Engine knock is one serious problem you can have with your car. If not observed early and fixed correctly, it has the potential to knock down the entire engine. Many people do know what it is, or what causes it despite the serious damage it can cause to a car.
What is engine knocking?
The engine is designed to burn fuel in even waves that are synchronized to the cycle of the valves. When fuel fails to ignite at the proper time, it causes mini-explosions that mess with the engine’s proper cycle. These premature detonations are the cause of the ‘ping’ noise that characterize an engine knock problem. Left unattended, the issue can deal damage to the piston and cylinder wall. Some damage can be easily fixed, while others can completely destroy the engine.
Now that you know how the noise is made, take a look at three common causes of engine knocking and what you can do to resolve them.
Your fuel octane rating is too low for your car
Engines have a specific range of fuel octane rating recommended for use. If you accidentally put in fuel with an octane rating that’s too low , the air and fuel mixture will ignite earlier than the spark produced by the spark plug, causing the knock that you hear. Avoid this problem by always using an octane rating at or above the one recommended by your car manufacturer.
You used the wrong spark plugs
Same as with fuel octane ratings, car manufacturers have a list of recommended spark plugs for their vehicles. If your car uses anything other than what’s on that list, you may experience knocking. It’s also possible for knocking to occur when the spark plug gap is set incorrectly. When replacing your fuel doesn’t work, this is the next issue you should look at. Replace your plugs according to your manufacturer’s recommendations, and set them properly.

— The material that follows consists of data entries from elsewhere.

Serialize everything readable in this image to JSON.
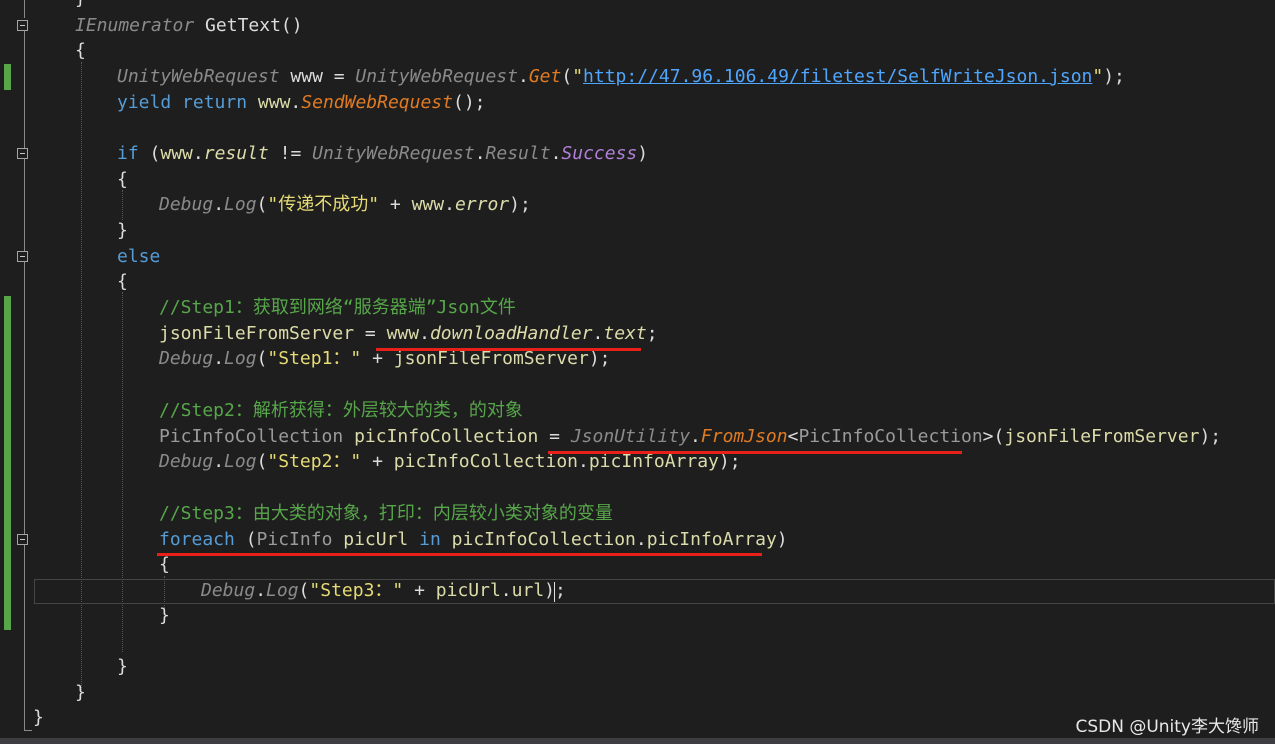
{
  "editor": {
    "lines": [
      {
        "id": "l0",
        "tokens": [
          {
            "c": "t",
            "v": "}"
          }
        ]
      },
      {
        "id": "l1",
        "tokens": [
          {
            "c": "cls",
            "v": "IEnumerator"
          },
          {
            "c": "t",
            "v": " GetText()"
          }
        ]
      },
      {
        "id": "l2",
        "tokens": [
          {
            "c": "t",
            "v": "{"
          }
        ]
      },
      {
        "id": "l3",
        "tokens": [
          {
            "c": "cls",
            "v": "UnityWebRequest"
          },
          {
            "c": "t",
            "v": " www = "
          },
          {
            "c": "cls",
            "v": "UnityWebRequest"
          },
          {
            "c": "t",
            "v": "."
          },
          {
            "c": "mth",
            "v": "Get"
          },
          {
            "c": "t",
            "v": "("
          },
          {
            "c": "str",
            "v": "\""
          },
          {
            "c": "url",
            "v": "http://47.96.106.49/filetest/SelfWriteJson.json"
          },
          {
            "c": "str",
            "v": "\""
          },
          {
            "c": "t",
            "v": ");"
          }
        ]
      },
      {
        "id": "l4",
        "tokens": [
          {
            "c": "kw",
            "v": "yield"
          },
          {
            "c": "t",
            "v": " "
          },
          {
            "c": "kw",
            "v": "return"
          },
          {
            "c": "t",
            "v": " "
          },
          {
            "c": "var",
            "v": "www"
          },
          {
            "c": "t",
            "v": "."
          },
          {
            "c": "mth",
            "v": "SendWebRequest"
          },
          {
            "c": "t",
            "v": "();"
          }
        ]
      },
      {
        "id": "l5",
        "tokens": []
      },
      {
        "id": "l6",
        "tokens": [
          {
            "c": "kw",
            "v": "if"
          },
          {
            "c": "t",
            "v": " ("
          },
          {
            "c": "var",
            "v": "www"
          },
          {
            "c": "t",
            "v": "."
          },
          {
            "c": "prop",
            "v": "result"
          },
          {
            "c": "t",
            "v": " != "
          },
          {
            "c": "cls",
            "v": "UnityWebRequest"
          },
          {
            "c": "t",
            "v": "."
          },
          {
            "c": "cls",
            "v": "Result"
          },
          {
            "c": "t",
            "v": "."
          },
          {
            "c": "enm",
            "v": "Success"
          },
          {
            "c": "t",
            "v": ")"
          }
        ]
      },
      {
        "id": "l7",
        "tokens": [
          {
            "c": "t",
            "v": "{"
          }
        ]
      },
      {
        "id": "l8",
        "tokens": [
          {
            "c": "cls",
            "v": "Debug"
          },
          {
            "c": "t",
            "v": "."
          },
          {
            "c": "cls",
            "v": "Log"
          },
          {
            "c": "t",
            "v": "("
          },
          {
            "c": "str",
            "v": "\"传递不成功\""
          },
          {
            "c": "t",
            "v": " + "
          },
          {
            "c": "var",
            "v": "www"
          },
          {
            "c": "t",
            "v": "."
          },
          {
            "c": "prop",
            "v": "error"
          },
          {
            "c": "t",
            "v": ");"
          }
        ]
      },
      {
        "id": "l9",
        "tokens": [
          {
            "c": "t",
            "v": "}"
          }
        ]
      },
      {
        "id": "l10",
        "tokens": [
          {
            "c": "kw",
            "v": "else"
          }
        ]
      },
      {
        "id": "l11",
        "tokens": [
          {
            "c": "t",
            "v": "{"
          }
        ]
      },
      {
        "id": "l12",
        "tokens": [
          {
            "c": "cmt",
            "v": "//Step1：获取到网络“服务器端”Json文件"
          }
        ]
      },
      {
        "id": "l13",
        "tokens": [
          {
            "c": "var",
            "v": "jsonFileFromServer"
          },
          {
            "c": "t",
            "v": " = "
          },
          {
            "c": "var",
            "v": "www"
          },
          {
            "c": "t",
            "v": "."
          },
          {
            "c": "prop",
            "v": "downloadHandler"
          },
          {
            "c": "t",
            "v": "."
          },
          {
            "c": "prop",
            "v": "text"
          },
          {
            "c": "t",
            "v": ";"
          }
        ]
      },
      {
        "id": "l14",
        "tokens": [
          {
            "c": "cls",
            "v": "Debug"
          },
          {
            "c": "t",
            "v": "."
          },
          {
            "c": "cls",
            "v": "Log"
          },
          {
            "c": "t",
            "v": "("
          },
          {
            "c": "str",
            "v": "\"Step1：\""
          },
          {
            "c": "t",
            "v": " + "
          },
          {
            "c": "var",
            "v": "jsonFileFromServer"
          },
          {
            "c": "t",
            "v": ");"
          }
        ]
      },
      {
        "id": "l15",
        "tokens": []
      },
      {
        "id": "l16",
        "tokens": [
          {
            "c": "cmt",
            "v": "//Step2：解析获得：外层较大的类，的对象"
          }
        ]
      },
      {
        "id": "l17",
        "tokens": [
          {
            "c": "type",
            "v": "PicInfoCollection"
          },
          {
            "c": "t",
            "v": " "
          },
          {
            "c": "var",
            "v": "picInfoCollection"
          },
          {
            "c": "t",
            "v": " = "
          },
          {
            "c": "cls",
            "v": "JsonUtility"
          },
          {
            "c": "t",
            "v": "."
          },
          {
            "c": "mth",
            "v": "FromJson"
          },
          {
            "c": "t",
            "v": "<"
          },
          {
            "c": "type",
            "v": "PicInfoCollection"
          },
          {
            "c": "t",
            "v": ">("
          },
          {
            "c": "var",
            "v": "jsonFileFromServer"
          },
          {
            "c": "t",
            "v": ");"
          }
        ]
      },
      {
        "id": "l18",
        "tokens": [
          {
            "c": "cls",
            "v": "Debug"
          },
          {
            "c": "t",
            "v": "."
          },
          {
            "c": "cls",
            "v": "Log"
          },
          {
            "c": "t",
            "v": "("
          },
          {
            "c": "str",
            "v": "\"Step2：\""
          },
          {
            "c": "t",
            "v": " + "
          },
          {
            "c": "var",
            "v": "picInfoCollection"
          },
          {
            "c": "t",
            "v": "."
          },
          {
            "c": "var",
            "v": "picInfoArray"
          },
          {
            "c": "t",
            "v": ");"
          }
        ]
      },
      {
        "id": "l19",
        "tokens": []
      },
      {
        "id": "l20",
        "tokens": [
          {
            "c": "cmt",
            "v": "//Step3：由大类的对象，打印：内层较小类对象的变量"
          }
        ]
      },
      {
        "id": "l21",
        "tokens": [
          {
            "c": "kw",
            "v": "foreach"
          },
          {
            "c": "t",
            "v": " ("
          },
          {
            "c": "type",
            "v": "PicInfo"
          },
          {
            "c": "t",
            "v": " "
          },
          {
            "c": "var",
            "v": "picUrl"
          },
          {
            "c": "t",
            "v": " "
          },
          {
            "c": "kw",
            "v": "in"
          },
          {
            "c": "t",
            "v": " "
          },
          {
            "c": "var",
            "v": "picInfoCollection"
          },
          {
            "c": "t",
            "v": "."
          },
          {
            "c": "var",
            "v": "picInfoArray"
          },
          {
            "c": "t",
            "v": ")"
          }
        ]
      },
      {
        "id": "l22",
        "tokens": [
          {
            "c": "t",
            "v": "{"
          }
        ]
      },
      {
        "id": "l23",
        "tokens": [
          {
            "c": "cls",
            "v": "Debug"
          },
          {
            "c": "t",
            "v": "."
          },
          {
            "c": "cls",
            "v": "Log"
          },
          {
            "c": "t",
            "v": "("
          },
          {
            "c": "str",
            "v": "\"Step3：\""
          },
          {
            "c": "t",
            "v": " + "
          },
          {
            "c": "var",
            "v": "picUrl"
          },
          {
            "c": "t",
            "v": "."
          },
          {
            "c": "var",
            "v": "url"
          },
          {
            "c": "t",
            "v": ");"
          }
        ]
      },
      {
        "id": "l24",
        "tokens": [
          {
            "c": "t",
            "v": "}"
          }
        ]
      },
      {
        "id": "l25",
        "tokens": []
      },
      {
        "id": "l26",
        "tokens": [
          {
            "c": "t",
            "v": "}"
          }
        ]
      },
      {
        "id": "l27",
        "tokens": [
          {
            "c": "t",
            "v": "}"
          }
        ]
      },
      {
        "id": "l28",
        "tokens": [
          {
            "c": "t",
            "v": "}"
          }
        ]
      }
    ]
  },
  "watermark": "CSDN @Unity李大馋师",
  "colors": {
    "background": "#1e1e1e",
    "annotation_underline": "#e8201a",
    "changed_line_marker": "#57a64a"
  }
}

Carbon has accumulated on your cylinder walls
When air and fuel mixture ignites, it leaves a residue of carbon behind. Over time, this residue can start to accumulate on your cylinder walls. Modern fuels have carbon cleaning additive that prevent carbon from building up, but they may not be enough to stop them completely. Eventually, the deposits limit the volume of the cylinder, which leads to the knock. You can combat this problem with an aftermarket detergent additive product that you can buy at better auto parts stores everywhere.